Is Pseudo-Labeling possible with the fastai library?

eugeneware · January 16, 2018, 2:00pm

Hi, I’ve completed the Part 1 v1 course, and am now doing v2.

In v1 @jeremy shows how to use pseudo labeling to predict the probabilities on the test set and then incorporate them into the training data to improve results.

By using the probabilities and not just the highest class predicted, we also used a technique called “Knowledge Distillation”.

Is this possible with the fastai library? It seems that the API from_csv, for example assumes only single classes per image.

Also the pytorch loss functions such as torch.nn.NLLLoss only seem to take categorical indexes, and not tensors or one hot encodings, which is ideally what I’d like to pass as target labels.

Has anyone successfully implemented Pseudo-Labeling with fastai?

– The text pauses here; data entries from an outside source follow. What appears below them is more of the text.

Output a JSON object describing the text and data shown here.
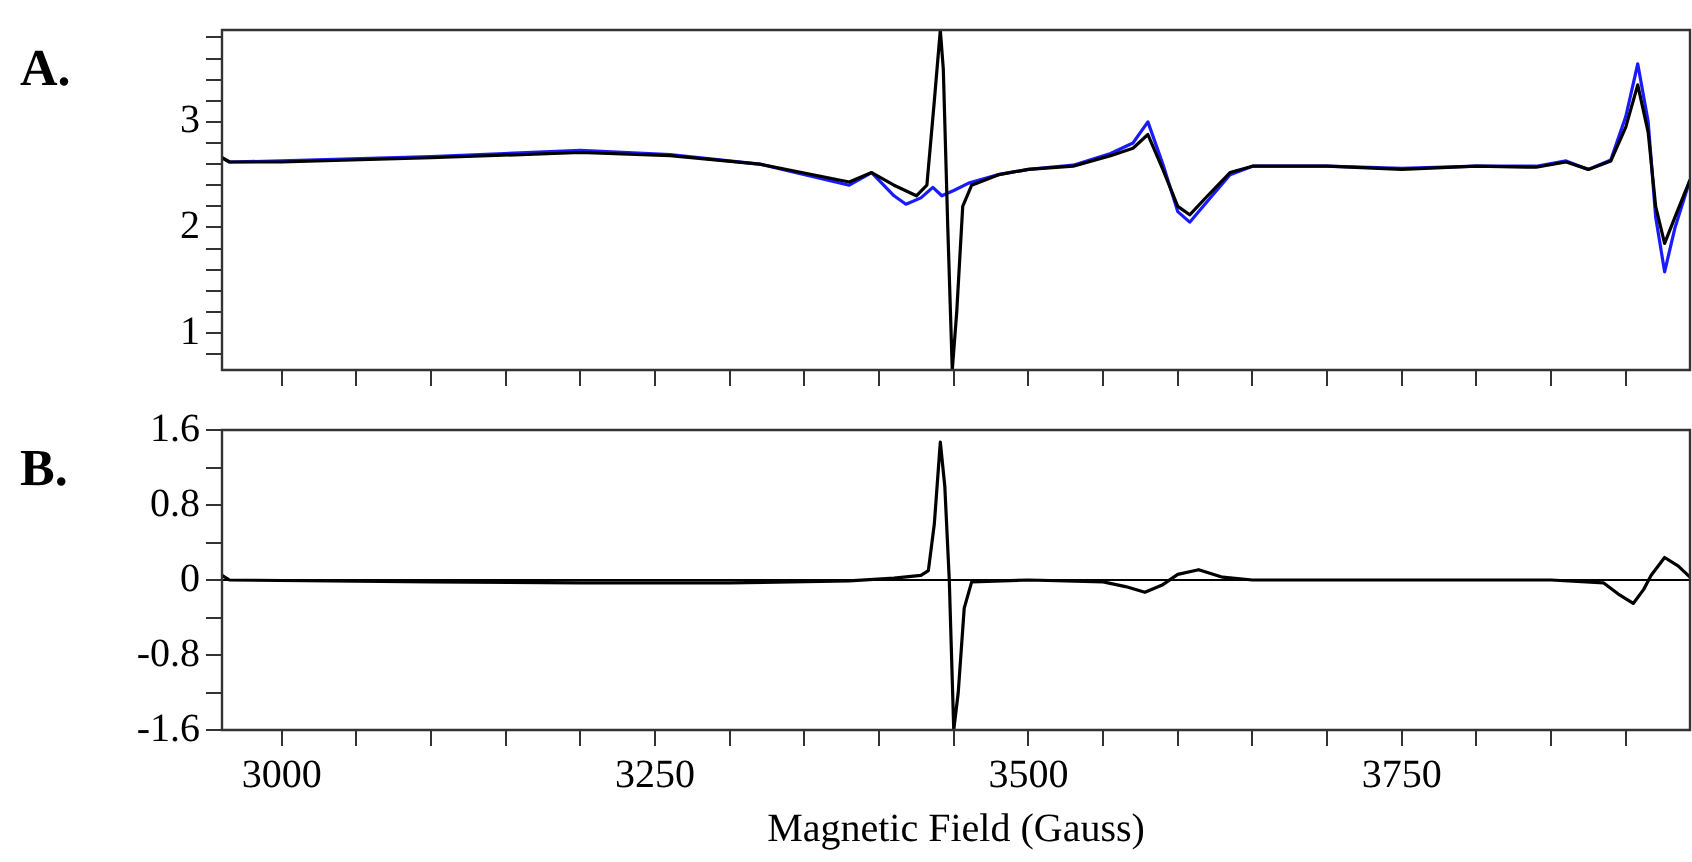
{
  "chart_data": [
    {
      "type": "line",
      "title": "A.",
      "tick_labels": "y",
      "legend": false,
      "grid": false,
      "marker": "none",
      "line_style": "solid",
      "xlim": [
        2960,
        3943
      ],
      "ylim": [
        0.65,
        3.87
      ],
      "xticks": [
        {
          "value": 3000,
          "label": null
        },
        {
          "value": 3050,
          "label": null
        },
        {
          "value": 3100,
          "label": null
        },
        {
          "value": 3150,
          "label": null
        },
        {
          "value": 3200,
          "label": null
        },
        {
          "value": 3250,
          "label": null
        },
        {
          "value": 3300,
          "label": null
        },
        {
          "value": 3350,
          "label": null
        },
        {
          "value": 3400,
          "label": null
        },
        {
          "value": 3450,
          "label": null
        },
        {
          "value": 3500,
          "label": null
        },
        {
          "value": 3550,
          "label": null
        },
        {
          "value": 3600,
          "label": null
        },
        {
          "value": 3650,
          "label": null
        },
        {
          "value": 3700,
          "label": null
        },
        {
          "value": 3750,
          "label": null
        },
        {
          "value": 3800,
          "label": null
        },
        {
          "value": 3850,
          "label": null
        },
        {
          "value": 3900,
          "label": null
        }
      ],
      "yticks": [
        {
          "value": 0.8,
          "label": null
        },
        1,
        {
          "value": 1.2,
          "label": null
        },
        {
          "value": 1.4,
          "label": null
        },
        {
          "value": 1.6,
          "label": null
        },
        {
          "value": 1.8,
          "label": null
        },
        2,
        {
          "value": 2.2,
          "label": null
        },
        {
          "value": 2.4,
          "label": null
        },
        {
          "value": 2.6,
          "label": null
        },
        {
          "value": 2.8,
          "label": null
        },
        3,
        {
          "value": 3.2,
          "label": null
        },
        {
          "value": 3.4,
          "label": null
        },
        {
          "value": 3.6,
          "label": null
        },
        {
          "value": 3.8,
          "label": null
        }
      ],
      "series": [
        {
          "color": "#1a1aff",
          "x": [
            2960,
            2965,
            3000,
            3100,
            3200,
            3260,
            3320,
            3380,
            3395,
            3410,
            3418,
            3428,
            3436,
            3442,
            3450,
            3460,
            3480,
            3500,
            3530,
            3555,
            3570,
            3580,
            3590,
            3600,
            3608,
            3620,
            3635,
            3650,
            3700,
            3750,
            3800,
            3840,
            3860,
            3875,
            3890,
            3900,
            3908,
            3915,
            3920,
            3926,
            3933,
            3943
          ],
          "values": [
            2.66,
            2.62,
            2.63,
            2.67,
            2.73,
            2.69,
            2.6,
            2.4,
            2.52,
            2.3,
            2.22,
            2.28,
            2.38,
            2.3,
            2.35,
            2.42,
            2.5,
            2.55,
            2.59,
            2.7,
            2.8,
            3.0,
            2.6,
            2.15,
            2.05,
            2.25,
            2.5,
            2.58,
            2.58,
            2.56,
            2.58,
            2.58,
            2.63,
            2.55,
            2.64,
            3.05,
            3.55,
            3.0,
            2.1,
            1.58,
            2.0,
            2.45
          ]
        },
        {
          "color": "#000000",
          "x": [
            2960,
            2965,
            3000,
            3100,
            3200,
            3260,
            3320,
            3380,
            3395,
            3410,
            3425,
            3432,
            3437,
            3441,
            3443,
            3446,
            3449,
            3452,
            3456,
            3462,
            3480,
            3500,
            3530,
            3555,
            3570,
            3580,
            3590,
            3600,
            3608,
            3620,
            3635,
            3650,
            3700,
            3750,
            3800,
            3840,
            3860,
            3875,
            3890,
            3900,
            3908,
            3915,
            3920,
            3926,
            3933,
            3943
          ],
          "values": [
            2.66,
            2.62,
            2.62,
            2.66,
            2.71,
            2.68,
            2.6,
            2.43,
            2.52,
            2.4,
            2.3,
            2.4,
            3.2,
            3.87,
            3.5,
            2.0,
            0.65,
            1.2,
            2.2,
            2.4,
            2.5,
            2.55,
            2.58,
            2.68,
            2.75,
            2.88,
            2.55,
            2.2,
            2.12,
            2.3,
            2.52,
            2.58,
            2.58,
            2.55,
            2.58,
            2.57,
            2.62,
            2.55,
            2.63,
            2.95,
            3.35,
            2.9,
            2.2,
            1.85,
            2.1,
            2.45
          ]
        }
      ]
    },
    {
      "type": "line",
      "title": "B.",
      "xlabel": "Magnetic Field (Gauss)",
      "legend": false,
      "grid": false,
      "marker": "none",
      "line_style": "solid",
      "xlim": [
        2960,
        3943
      ],
      "ylim": [
        -1.6,
        1.6
      ],
      "xticks": [
        3000,
        {
          "value": 3050,
          "label": null
        },
        {
          "value": 3100,
          "label": null
        },
        {
          "value": 3150,
          "label": null
        },
        {
          "value": 3200,
          "label": null
        },
        3250,
        {
          "value": 3300,
          "label": null
        },
        {
          "value": 3350,
          "label": null
        },
        {
          "value": 3400,
          "label": null
        },
        {
          "value": 3450,
          "label": null
        },
        3500,
        {
          "value": 3550,
          "label": null
        },
        {
          "value": 3600,
          "label": null
        },
        {
          "value": 3650,
          "label": null
        },
        {
          "value": 3700,
          "label": null
        },
        3750,
        {
          "value": 3800,
          "label": null
        },
        {
          "value": 3850,
          "label": null
        },
        {
          "value": 3900,
          "label": null
        }
      ],
      "yticks": [
        -1.6,
        {
          "value": -1.2,
          "label": null
        },
        -0.8,
        {
          "value": -0.4,
          "label": null
        },
        0,
        {
          "value": 0.4,
          "label": null
        },
        0.8,
        {
          "value": 1.2,
          "label": null
        },
        1.6
      ],
      "ref_lines": [
        {
          "axis": "y",
          "value": 0,
          "color": "#000000"
        }
      ],
      "series": [
        {
          "color": "#000000",
          "x": [
            2960,
            2965,
            3100,
            3200,
            3300,
            3380,
            3410,
            3428,
            3433,
            3437,
            3441,
            3444,
            3447,
            3450,
            3453,
            3457,
            3462,
            3500,
            3550,
            3565,
            3578,
            3590,
            3600,
            3614,
            3630,
            3650,
            3750,
            3850,
            3885,
            3895,
            3905,
            3912,
            3917,
            3926,
            3935,
            3943
          ],
          "values": [
            0.05,
            0,
            -0.02,
            -0.03,
            -0.03,
            -0.01,
            0.02,
            0.05,
            0.1,
            0.6,
            1.47,
            1.0,
            0,
            -1.6,
            -1.2,
            -0.3,
            -0.02,
            0,
            -0.02,
            -0.07,
            -0.13,
            -0.05,
            0.06,
            0.11,
            0.03,
            0,
            0,
            0,
            -0.03,
            -0.15,
            -0.25,
            -0.1,
            0.05,
            0.24,
            0.15,
            0.03
          ]
        }
      ]
    }
  ]
}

Ideally pseudo-labeling would be built into the fastai API directly as it’s a very useful tool to have, at least in the context of Kaggle Competitions!

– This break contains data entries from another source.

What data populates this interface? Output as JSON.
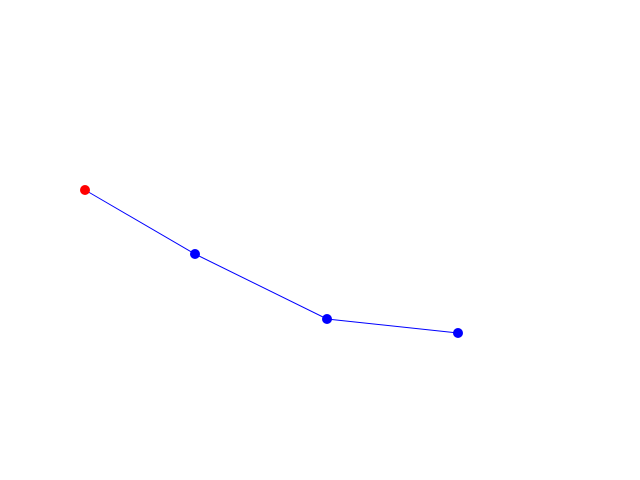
{
  "line_color": "#0000ff",
  "start_point_color": "#ff0000"
}
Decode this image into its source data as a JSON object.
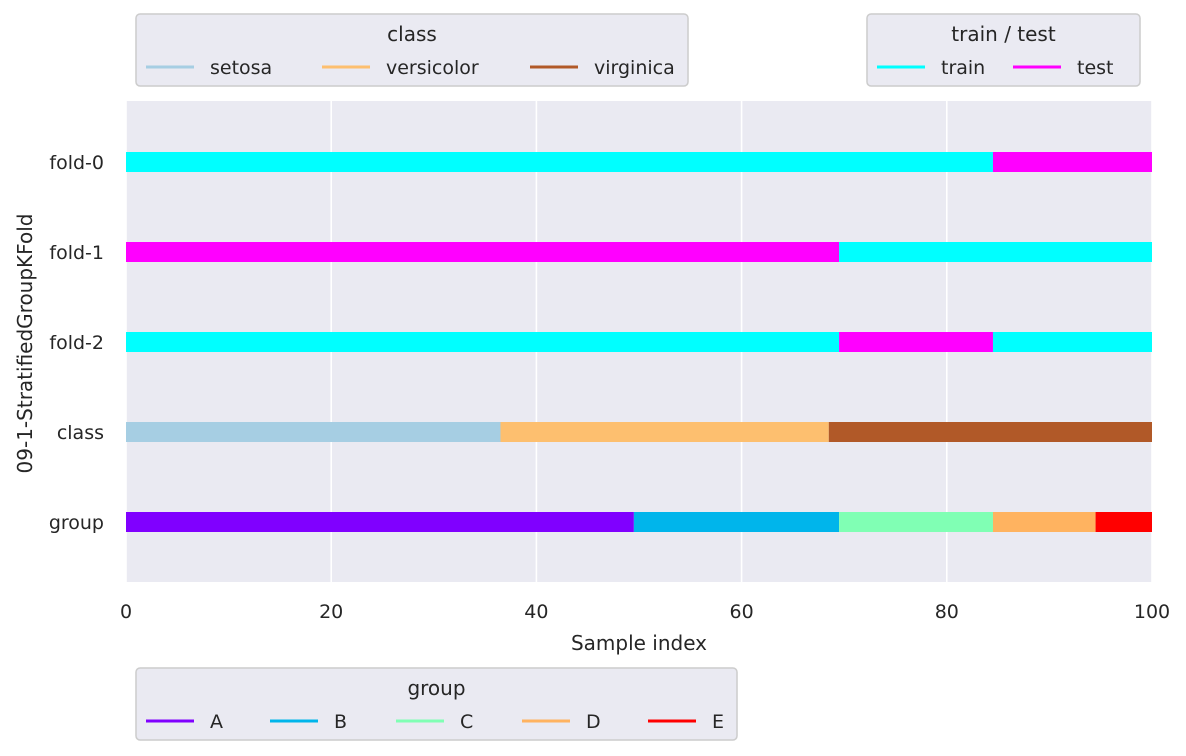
{
  "chart_data": {
    "type": "bar",
    "orientation": "horizontal-segmented",
    "xlabel": "Sample index",
    "ylabel": "09-1-StratifiedGroupKFold",
    "xlim": [
      0,
      100
    ],
    "xticks": [
      "0",
      "20",
      "40",
      "60",
      "80",
      "100"
    ],
    "grid": true,
    "background": "#eaeaf2",
    "rows": [
      {
        "label": "fold-0",
        "segments": [
          {
            "start": 0,
            "end": 84.5,
            "name": "train"
          },
          {
            "start": 84.5,
            "end": 100,
            "name": "test"
          }
        ]
      },
      {
        "label": "fold-1",
        "segments": [
          {
            "start": 0,
            "end": 69.5,
            "name": "test"
          },
          {
            "start": 69.5,
            "end": 100,
            "name": "train"
          }
        ]
      },
      {
        "label": "fold-2",
        "segments": [
          {
            "start": 0,
            "end": 69.5,
            "name": "train"
          },
          {
            "start": 69.5,
            "end": 84.5,
            "name": "test"
          },
          {
            "start": 84.5,
            "end": 100,
            "name": "train"
          }
        ]
      },
      {
        "label": "class",
        "segments": [
          {
            "start": 0,
            "end": 36.5,
            "name": "setosa"
          },
          {
            "start": 36.5,
            "end": 68.5,
            "name": "versicolor"
          },
          {
            "start": 68.5,
            "end": 100,
            "name": "virginica"
          }
        ]
      },
      {
        "label": "group",
        "segments": [
          {
            "start": 0,
            "end": 49.5,
            "name": "A"
          },
          {
            "start": 49.5,
            "end": 69.5,
            "name": "B"
          },
          {
            "start": 69.5,
            "end": 84.5,
            "name": "C"
          },
          {
            "start": 84.5,
            "end": 94.5,
            "name": "D"
          },
          {
            "start": 94.5,
            "end": 100,
            "name": "E"
          }
        ]
      }
    ],
    "colors": {
      "train": "#00ffff",
      "test": "#ff00ff",
      "setosa": "#a6cee3",
      "versicolor": "#fdbf6f",
      "virginica": "#b15928",
      "A": "#8000ff",
      "B": "#00b5eb",
      "C": "#80ffb4",
      "D": "#ffb360",
      "E": "#ff0000"
    },
    "legends": [
      {
        "title": "class",
        "placement": "top-left",
        "entries": [
          "setosa",
          "versicolor",
          "virginica"
        ]
      },
      {
        "title": "train / test",
        "placement": "top-right",
        "entries": [
          "train",
          "test"
        ]
      },
      {
        "title": "group",
        "placement": "bottom-left",
        "entries": [
          "A",
          "B",
          "C",
          "D",
          "E"
        ]
      }
    ]
  }
}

jerimma · January 16, 2018, 7:52pm

I haven’t tried it myself but could you not just either:

save your pseudo labeled data with the other csv file?
or maybe easier, load the csv data in to an array, add the pseudo labeled data to it and use the from_array function.

Hope this helps!

Partha · January 18, 2018, 8:42am

Hello, Can you share the link to part1 v1 videos please …
Regards
Partha

jamesrequa · January 23, 2018, 1:28am

@eugeneware Yes its definitely possible to implement pseudo-labeling with fastai library.

Simply put, its just a matter of combining a subset of your predictions with the training set. So you would use something like pandas to concat your predicted labels to your training labels and test images to your training images. Have all of this saved to one csv file and then point to this file using from_csv.

Do you mean multi-label and not multi-class? from_csv does support multi-label classification, you can check the planet competition (lesson 2 notebook) for how to go about doing that.